Once this skill begins to develop, we start to take control of the rapport we are building. Rapport is the process of establishing trust, harmony, and cooperation in a relationship. Relationships are built on rapport, because humans who aren’t interpersonally sadistic spend their time with people they know, like, and trust. 

Start by seeking to understand and then seek to be understood. 

If we recognize that we aren’t being trusted, own it and work from there toward a commonality. All this adds up together to require modern people to possess real communication skills, but to not use them for selfish ends. 

Become trusted, because you listen, hear and not always talk about me, Me, ME! 

Follow the Speaker’s Perspective

We all have our own maps we follow, and we only ever understand our own version of reality. 

It doesn’t matter how hard we try to enhance or expand it, we never get outside of our translation of our past experiences – just like whoever we’re conversing with. 

A man will never truly know what it’s like to be a woman. He may pay attention to all the women he has spoken with in the past and through active listening track exactly what is being stated, but it will only ever be a guess as to what a woman’s experience is. 

We only ever know our own experience. Own it and move forward with patience and compassion for those who experience what we will never have to handle. I may not understand, but I can empathize and work toward knowing each other. 
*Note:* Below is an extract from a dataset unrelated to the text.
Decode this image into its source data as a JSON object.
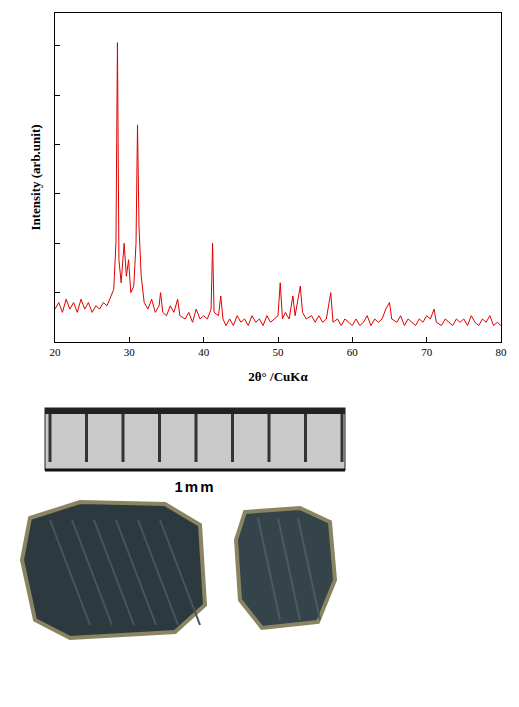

We naturally think that our opinion is right …or we would change our opinion. This same truth is consistent in “their” perspective. Listen to what they say, find at least one single point of agreement or connection, and use that point as a baseline. Then move forward toward knowing and being known. 

Active Listening Conclusion

Actively listening allows us to create conversation checkpoints, bookmarks, or baselines which function like markers on a spiral. Each time we pass that point, another checkpoint is created and an agreement is built on previous agreements. Checkpoints which are closer and closer together signal that conflict is circling closer and closer to resolution.

It is not required to follow these guidelines to converse, it is just required to converse with clarity.